With more than 250,000 woman-owned businesses in the US that bring in $1 million or more, it’s obvious that women have the potential to grow large companies. So why don’t more women try? That is what Forbes recently asked.

This question brings to mind an observation that Build-A-Bear Workshop founder Maxine Clark once shared with me: “Not dreaming big enough is one of the biggest mistakes entrepreneurs make.”

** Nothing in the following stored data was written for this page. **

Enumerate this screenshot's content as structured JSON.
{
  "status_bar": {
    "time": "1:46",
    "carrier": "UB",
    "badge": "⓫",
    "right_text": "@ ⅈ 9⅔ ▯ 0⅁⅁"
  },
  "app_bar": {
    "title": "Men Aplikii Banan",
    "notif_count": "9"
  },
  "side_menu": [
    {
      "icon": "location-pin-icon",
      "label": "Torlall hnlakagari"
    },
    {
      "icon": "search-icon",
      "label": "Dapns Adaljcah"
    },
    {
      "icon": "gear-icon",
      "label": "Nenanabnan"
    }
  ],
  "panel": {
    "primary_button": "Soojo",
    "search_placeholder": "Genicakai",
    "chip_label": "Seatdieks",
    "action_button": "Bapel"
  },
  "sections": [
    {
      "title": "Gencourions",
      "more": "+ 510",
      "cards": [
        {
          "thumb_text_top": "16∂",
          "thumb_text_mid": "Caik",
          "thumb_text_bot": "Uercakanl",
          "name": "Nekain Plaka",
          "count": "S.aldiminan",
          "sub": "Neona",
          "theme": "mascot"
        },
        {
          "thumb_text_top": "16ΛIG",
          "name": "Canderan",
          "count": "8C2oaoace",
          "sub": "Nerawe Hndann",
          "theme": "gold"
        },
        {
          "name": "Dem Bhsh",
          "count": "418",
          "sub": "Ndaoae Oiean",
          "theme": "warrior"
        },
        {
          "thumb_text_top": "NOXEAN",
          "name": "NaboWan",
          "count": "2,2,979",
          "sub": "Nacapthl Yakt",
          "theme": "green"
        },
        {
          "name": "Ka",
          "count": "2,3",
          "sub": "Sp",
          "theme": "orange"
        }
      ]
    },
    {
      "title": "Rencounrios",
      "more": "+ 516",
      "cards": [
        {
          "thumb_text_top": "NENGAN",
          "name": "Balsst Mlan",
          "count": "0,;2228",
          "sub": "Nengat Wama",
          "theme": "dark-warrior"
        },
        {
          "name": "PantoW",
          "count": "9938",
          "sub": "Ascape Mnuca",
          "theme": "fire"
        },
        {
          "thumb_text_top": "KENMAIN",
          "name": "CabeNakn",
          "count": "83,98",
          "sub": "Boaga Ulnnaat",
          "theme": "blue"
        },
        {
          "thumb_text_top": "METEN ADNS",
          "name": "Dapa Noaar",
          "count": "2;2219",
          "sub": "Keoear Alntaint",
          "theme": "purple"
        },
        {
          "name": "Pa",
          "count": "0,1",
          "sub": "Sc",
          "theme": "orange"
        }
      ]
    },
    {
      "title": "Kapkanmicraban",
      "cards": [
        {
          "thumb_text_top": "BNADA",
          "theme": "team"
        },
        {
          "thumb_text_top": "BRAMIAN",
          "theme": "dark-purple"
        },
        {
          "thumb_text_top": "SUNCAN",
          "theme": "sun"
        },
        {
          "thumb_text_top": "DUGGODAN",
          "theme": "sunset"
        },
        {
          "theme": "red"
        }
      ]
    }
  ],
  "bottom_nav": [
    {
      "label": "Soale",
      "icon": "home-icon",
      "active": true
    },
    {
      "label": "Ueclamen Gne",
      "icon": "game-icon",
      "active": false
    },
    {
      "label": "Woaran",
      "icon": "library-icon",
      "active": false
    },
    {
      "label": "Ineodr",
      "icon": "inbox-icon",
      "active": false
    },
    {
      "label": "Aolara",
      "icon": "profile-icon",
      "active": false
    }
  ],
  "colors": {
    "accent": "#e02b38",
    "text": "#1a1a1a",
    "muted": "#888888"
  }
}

Clark first became an entrepreneur back in the mid-1990s, after hatching a novel idea for a business: a retail chain that lets kids build their own personalized teddy bears. The company has taken the toy industry by storm since 1997, when the first Build-A-Bear Workshop store opened in St. Louis. From the beginning there was nothing modest about Clark’s goals. She envisioned a multimillion-dollar business with hundreds of stores, and she knew she needed outside investors to make that happen.

Clark carefully positioned her company as a prime investment opportunity for venture capitalists. Taking advantage of a valuable business network she had cultivated over the course of her career was a key factor in launching her company. Clark had shared her business plan with the Committee of 200, a group of female business executives of which she was a member. The members not only offered advice about her new venture but spread word of the company to potential investors.

Today, Build-A-Bear Workshop is a public company, with more than 400 stores operating worldwide. The company posted total revenue of $388.6 million in fiscal 2009.

Clark is a stellar example of a woman entrepreneur whose confidence allowed her to shoot for the stars. She never scaled back her entrepreneurial dream to suit anyone else’s lowered expectations.